# Brocken 3, zweiter Lüfter?



## giga871 (26. Januar 2018)

*Brocken 3, zweiter Lüfter?*

Hallo Hardwarefreunde,

Ich habe mir letztens den "Alpenföhn Brocken 3" gekauft, dieser kann mit einem zusätzlichen Lüfter bestückt werden.
daher meine Frage:

sollte Ich auf der "Rückseite" einen zweiten Lüfter, der quasi die Luft zusätzlich bewegt, montieren?
also im "Push-Pull" Prinzip

würde das Vorteile bringen?

Danke für eure meinungen!

mfg, giga871


----------



## tobse2056 (26. Januar 2018)

*AW: Brocken 3, zweiter Lüfter?*

Im niedrigen Drehzahlbereich bringt es am meisten Vorteile, meist so 2-5 Grad , aber erwarte nicht zuviel davon.


----------



## Hyperion2403 (26. Januar 2018)

*AW: Brocken 3, zweiter Lüfter?*

Das hängt ganz davon ab, was du dir davon erwartest. Interessant wäre schon, welche CPU du damit kühlen willst, und was deine restliche Hardware angeht. Pauschal kannst du aber einen leiseren Betrieb mit zwei Lüftern haben, da du die abzuführende Wärme mit weniger RPM hinbekommst. Nach Möglichkeit solltest du dann aber einen zweiten baugleichen Lüfter nehmen wegen dem Leistungsspektrum, gleiche RPM etc. Willst du denn deine CPU allgemein kühler haben? Hast du Probleme mit der Temperatur des gesamten Systems? Möchtest du einen Silent-Betrieb? Such dir was aus, dann kann man vielleicht besser argumentieren als ich das gerade machen


----------



## giga871 (26. Januar 2018)

*AW: Brocken 3, zweiter Lüfter?*

CPU ist ein AMD Ryzen 5 1500X

mit den Temperaturen bin Ich zufrieden, aber ein paar Grad Kühler ist ja nie verkehrt, oder?
also Ich möchte einen kühleren Prozessor.

Ich werde es die Tage mal mit zwei Lüftern testen, und berichten ok


----------



## Tim1974 (27. Januar 2018)

*AW: Brocken 3, zweiter Lüfter?*

Ob zwei Lüfter da leiser sind, da bin ich mal skeptisch, denn auch wenn sie beide dann weniger Drehzahl brauchen, ist zu berücksichtigen, daß das Ansauggeräusch des zweiten (hinteren) Lüfters direkt durch die Kühllamellen hindurch eventuell sehr störend empfunden werden kann.
Außerdem addieren sich ja die eventuellen Lagergeräusche beider Lüfter.

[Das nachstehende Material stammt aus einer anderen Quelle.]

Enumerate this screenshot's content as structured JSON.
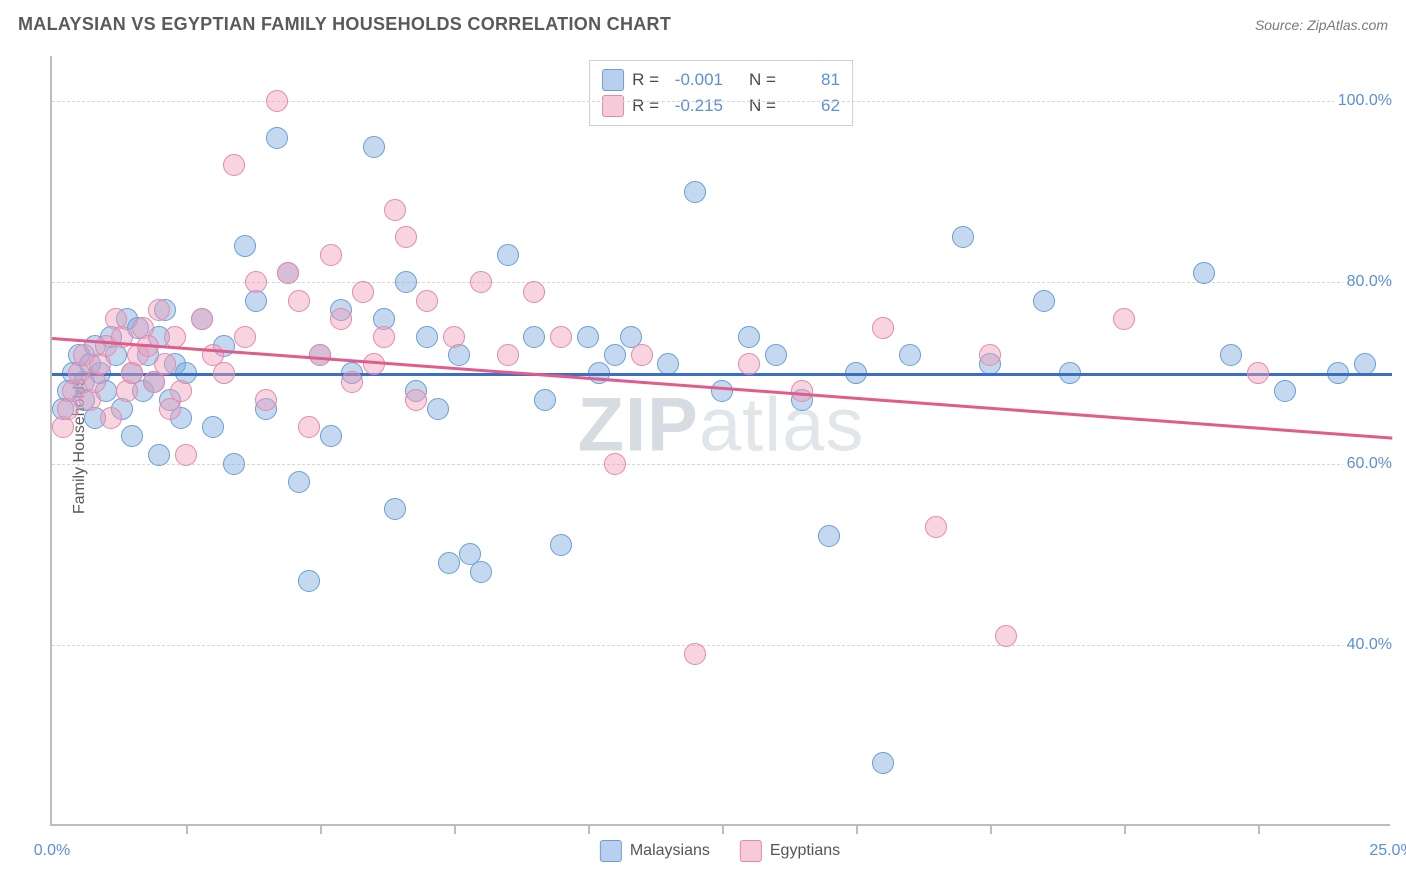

Beim 1500X und dem Brocken 3 würd ich bei einem Lüfter bleiben, selbst bei OC, wenn man aber noch einen zweiten rumliegen hat und gerne bastelt, kann man ja einfach mal ausprobieren wieviel es bringt und wie die Geräuschemissionen dann ausfallen.


----------



## Tetrahydrocannabinol (27. Januar 2018)

*AW: Brocken 3, zweiter Lüfter?*

Natürlich kommt es auch noch direkt auf die Lüfter Modelle an die man dann verwendet.

Außerdem heißen zwei gleichstarke inkohärente Schallquellen (Luftgeräusch/Lagergeräusche) nicht auch gleich doppelte Lautstärke, um das zu erreichen bräuchte man schon 10 Lüfter die alle so schnell laufen wie einer. :stick :


----------



## Hyperion2403 (27. Januar 2018)

*AW: Brocken 3, zweiter Lüfter?*



tobse2056 schrieb:


> Im niedrigen Drehzahlbereich bringt es am meisten Vorteile, meist so 2-5 Grad , aber erwarte nicht zuviel davon.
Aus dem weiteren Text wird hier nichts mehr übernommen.